School board issues statement regarding status of Princeton High School principal, will allow public comment for first hour of next meeting
The Princeton Board of Education issued a statement on Sunday afternoon in response to inquiries by some parents and students about the employment status of Frank Chmiel, the principal at Princeton High School, and reactions to an email that went out on Friday evening.
“We understand that the lack of information in Friday’s communication was frustrating, but we are unfortunately limited in what we can say by New Jersey’s Open Public Records Act, N.J.S.A. 47:1A-10, and the privacy rights held by public employees,” reads the statement.
“We know that changes in leadership during the school year are difficult, but please know that whenever these occur, the board and the administration always engage in a lengthy, deliberative process, consider the impact of those changes, and discuss those with all affected employees (as well as their legal representatives),” reads the statement. “The board unanimously supported and unanimously supports, the superintendent and the difficult decisions that needed to be made. Absent a public employee providing the board with a written waiver of his or her privacy rights, the board cannot say more.”
The school board will hold its next public meeting on Tuesday at 6 p.m. via Zoom. The purpose of the meeting, which was scheduled several weeks ago, is to discuss demographics and future planning. The first hour of the meeting from 6 to 7 p.m. will be set aside for public comment. After the planning discussion, public comment will resume again.

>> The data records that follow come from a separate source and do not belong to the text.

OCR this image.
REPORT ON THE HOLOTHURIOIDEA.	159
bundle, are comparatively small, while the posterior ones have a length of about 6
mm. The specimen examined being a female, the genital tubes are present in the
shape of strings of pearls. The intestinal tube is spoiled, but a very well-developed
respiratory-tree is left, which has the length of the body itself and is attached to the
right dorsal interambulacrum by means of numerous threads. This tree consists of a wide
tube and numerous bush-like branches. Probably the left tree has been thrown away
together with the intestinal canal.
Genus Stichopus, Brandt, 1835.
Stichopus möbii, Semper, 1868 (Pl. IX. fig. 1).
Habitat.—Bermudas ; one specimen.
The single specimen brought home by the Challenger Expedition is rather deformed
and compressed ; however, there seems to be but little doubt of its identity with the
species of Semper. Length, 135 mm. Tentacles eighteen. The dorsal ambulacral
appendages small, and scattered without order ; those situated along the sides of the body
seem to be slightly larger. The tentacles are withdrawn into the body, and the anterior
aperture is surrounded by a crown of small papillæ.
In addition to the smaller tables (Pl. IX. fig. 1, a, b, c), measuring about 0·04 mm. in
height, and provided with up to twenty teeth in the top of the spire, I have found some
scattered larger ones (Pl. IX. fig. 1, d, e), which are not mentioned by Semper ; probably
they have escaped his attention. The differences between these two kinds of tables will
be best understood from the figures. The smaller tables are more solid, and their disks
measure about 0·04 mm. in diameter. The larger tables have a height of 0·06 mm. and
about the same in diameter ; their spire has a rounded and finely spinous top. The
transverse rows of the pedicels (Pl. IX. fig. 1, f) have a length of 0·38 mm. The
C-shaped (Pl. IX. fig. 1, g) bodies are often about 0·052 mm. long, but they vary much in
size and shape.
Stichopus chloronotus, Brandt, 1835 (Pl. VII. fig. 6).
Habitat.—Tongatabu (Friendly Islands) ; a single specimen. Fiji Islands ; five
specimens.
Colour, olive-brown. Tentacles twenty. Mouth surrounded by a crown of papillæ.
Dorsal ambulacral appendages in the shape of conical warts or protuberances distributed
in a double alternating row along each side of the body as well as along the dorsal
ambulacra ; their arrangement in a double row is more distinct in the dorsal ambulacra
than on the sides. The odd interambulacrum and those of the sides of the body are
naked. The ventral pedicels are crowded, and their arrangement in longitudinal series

“We are thankful to Frank Chmiel for his service at Princeton High School and his strong connection with students, which was especially important as the students returned from the isolation of Covid,” reads the statement. “We wish him all the best in his future endeavors.”
An email was sent out by Superintendent Carol Kelley on Friday evening after a reporter from Planet Princeton made inquiries about Chmiel’s employment status. Supporters of Chmiel had contacted Planet Princeton to say that Chmiel received a letter from district officials by courier and had been locked out of his school accounts. The email to parents, almost simultaneously released to Planet Princeton, was short on details due to state laws regarding personal matters. The statement, signed by the superintendent and the school board, did not mention Chmiel by name. The statement said two vice principals at the high school would temporarily run the school.
In response to the email, some students created a petition calling for the board not to fire Chmiel. As of Sunday evening, the petition had more than 2,200 signatures. (Editor’s note: Some of the signatures are not from Princeton students, parents, and residents.)
A demonstration at the high school is scheduled for 12:30 p.m. on Monday, March 20, which is an early dismissal day at the high school. Parents supporting Chmiel have created a private Facebook group, and a website “What’s happening and our options.”
Administrators in Princeton have their own union. That union provides administrators in the district with lawyers at no cost. But parents in the district have created a GoFundMe page to raise money for lawyers for Chmiel.
The vice principals who will be running the school temporarily, Rashone Johnson and Cecilia Birge, sent an email to parents on Sunday. Both vice principals have worked in the district for many years.
“We understand that the sudden change in leadership may have caught you off guard. Please know that we intend to actively engage with our students, listen to them, and support them,” reads the email. “We often say our Tower is magical. Over the years, we have witnessed its magnificence, determination, and unwavering spirit. We have no doubt that this magic will continue. Our student’s achievements thus far are a testament to our shared dedication to achieving educational excellence, and we fully intend to continue on that path with renewed vigor and commitment.”
Johnson, an NCAA Division III All-American wrestler, earned his bachelor’s degree in corporate fitness from The College of New Jersey and his master’s degree in educational administration and supervision from Rider University. A member of Phi Delta Kappa, he has also earned 30 credits from the University of LaVerne in health education and wellness, and a certificate in diversity and inclusion from Cornell University. He has worked in the Princeton Public Schools for 24 years. He taught health and physical education at Princeton High School and served as the head coach for wrestling and the spring boys’ track and field team for 19 years before he became an assistant principal.
Birge, a native of Beijing, China, moved to the United States after the student protests in Tiananmen Square in 1989. She worked as a bond analyst on Wall Street for a decade and was the first Asian American woman elected as mayor in New Jersey when she lived in Montgomery Township. She earned her bachelor’s degree in history from Bryn Mawr College and her master’s degree from Columbia University. She is currently working on her doctorate in educational leadership at Rutgers University. She previously taught math and special education at Princeton High School and was an award-winning debate coach for the high school’s speech and debate team. She also coached girls’ volleyball. Birge lives in Princeton and has four children. Three recently graduated from Princeton High School.